La ley establece el procedimiento mediante el cual los gobiernos estatales puedan solicitar el apoyo de las Fuerzas Armadas, cuando sus capacidades se vean superadas por una amenaza contra su funcionamiento o ponga en peligro la seguridad de la población. Una vez aprobada la Declaratoria, previo el análisis del Consejo de Seguridad Nacional, será publicado dentro de las 72 horas siguientes en el Diario Oficial de la Federación.

Las Fuerzas Armadas podrán mantenerse activas en la localidad amenazada como máximo durante un año, plazo que podrá ampliarse de persistir la amenaza y bajo una nueva solicitud de la autoridad interesada. La ley dispone que la Declaratoria de Protección a la Seguridad Interior, será notificada a la CNDH para que actué en la protección y defensa de los derechos humanos de la población y al Congreso de la Unión, para que tenga seguimiento a su cumplimiento y a las acciones que  emprendan las fuerzas federales.

Durante su intervención en tribuna, el senador del PRI, Ernesto Gándara Camou advirtió que la finalidad medular de la ley es: “…establecer un marco jurídico viable para regular las tareas de seguridad, por ello, la minuta se modificó a partir de la opinión de expertos y organizaciones civiles; existen garantías de respeto a los derechos humanos, a la libre manifestación, transparencia, y de equilibrio entre los poderes Ejecutivo y Legislativo.”

Fueron cuatro los artículos que en senado provocaron la mayor reacción contra la aprobación de la ley: 7, 15, 16 y 30. El séptimo establecía que las Fuerzas Armadas no podrían intervenir en las movilizaciones de protesta política, sin embargo, se argumentaba que constituía un pretexto para que el ejército interviniera en protestas sociales. Por ello, finalmente, los senadores eliminaron esta parte, dando prioridad al texto que establece: “respetar, proteger y garantizar en todo momento y sin excepción, los derechos humanos y sus garantías”.

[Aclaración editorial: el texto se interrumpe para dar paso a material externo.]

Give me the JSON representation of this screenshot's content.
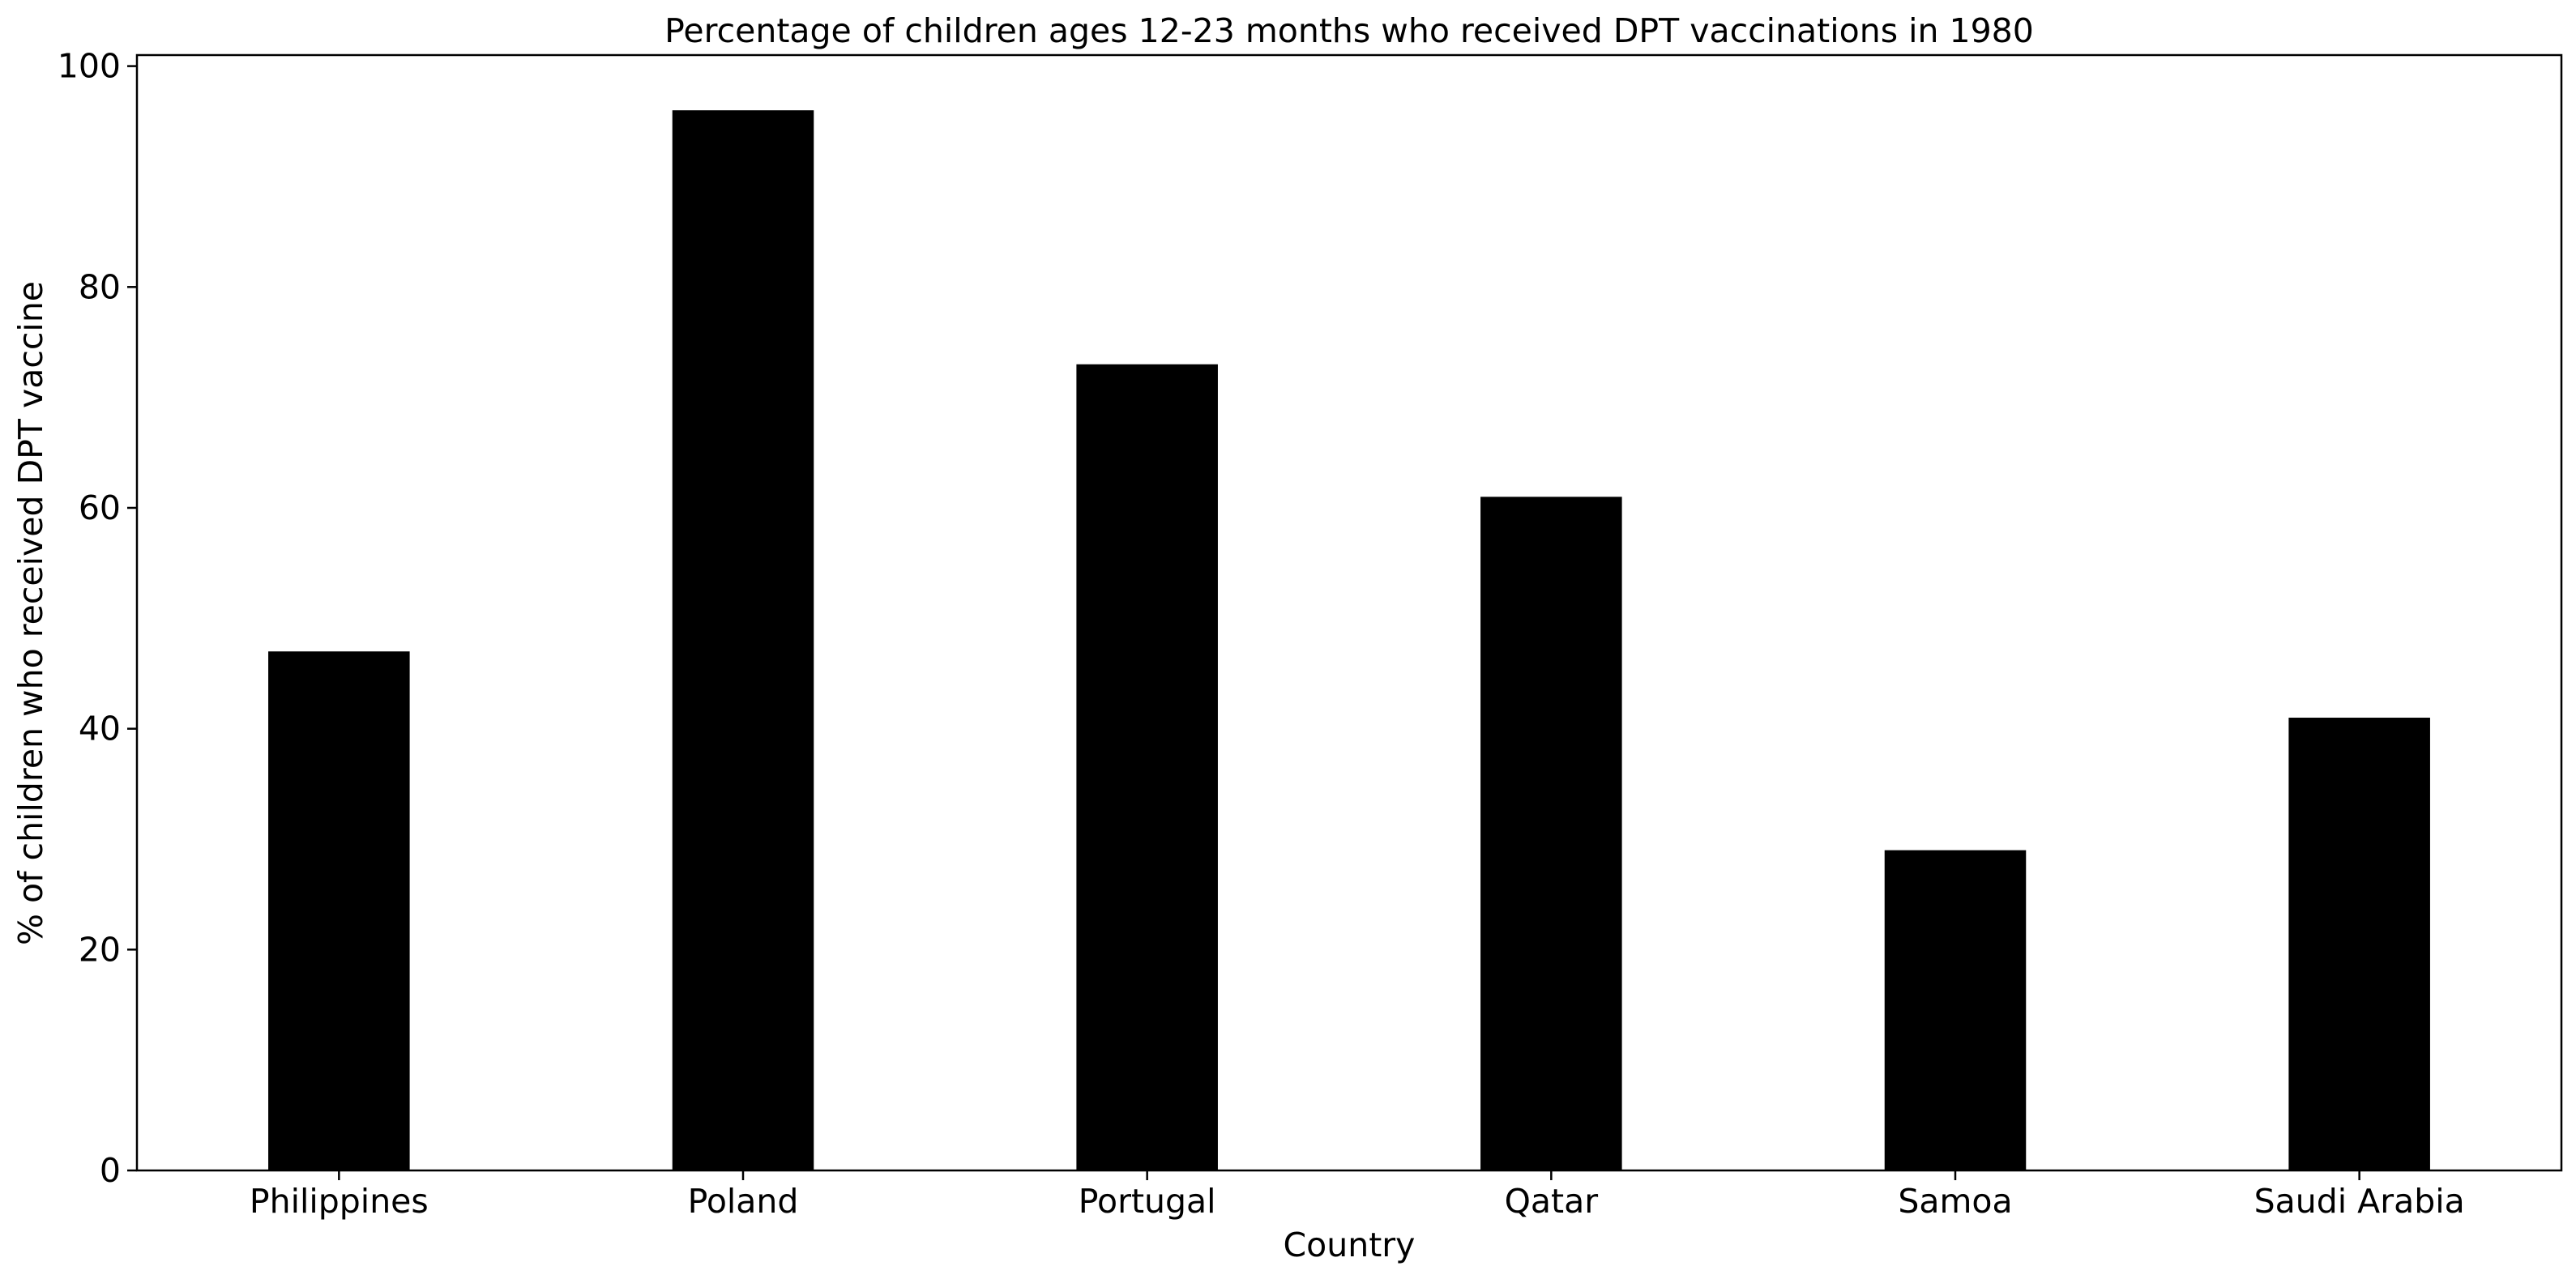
{
  "chart_data": {
    "type": "bar",
    "title": "Percentage of children ages 12-23 months who received DPT vaccinations in 1980",
    "xlabel": "Country",
    "ylabel": "% of children who received DPT vaccine",
    "categories": [
      "Philippines",
      "Poland",
      "Portugal",
      "Qatar",
      "Samoa",
      "Saudi Arabia"
    ],
    "values": [
      47,
      96,
      73,
      61,
      29,
      41
    ],
    "ylim": [
      0,
      101
    ],
    "yticks": [
      0,
      20,
      40,
      60,
      80,
      100
    ],
    "bar_color": "#000000",
    "grid": false,
    "legend": "none"
  }
}
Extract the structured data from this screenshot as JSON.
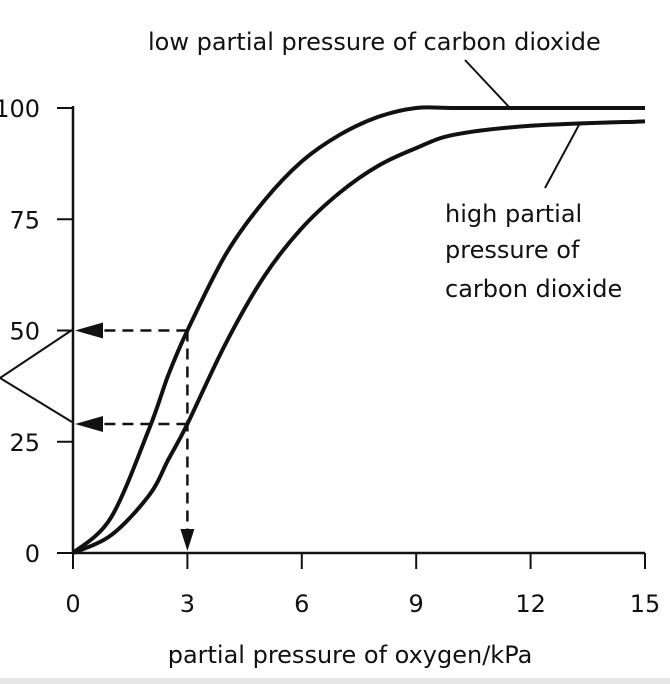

Por otra parte, se mantuvo en los artículos 15 y 16  la facultad del Ejecutivo Federal para otorgar una prórroga a la presencia de las Fuerzas Armadas, más allá del año permitido. En el artículo 30 quedó firme la atribución de las fuerzas armadas para realizar acciones de inteligencia durante su participación en tareas de seguridad interior.

Habrá que estar atentos a la posible impugnación de ley ante la Suprema Corte por parte de la CNDH o del grupo minoritario de senadores de oposición que votó en contra.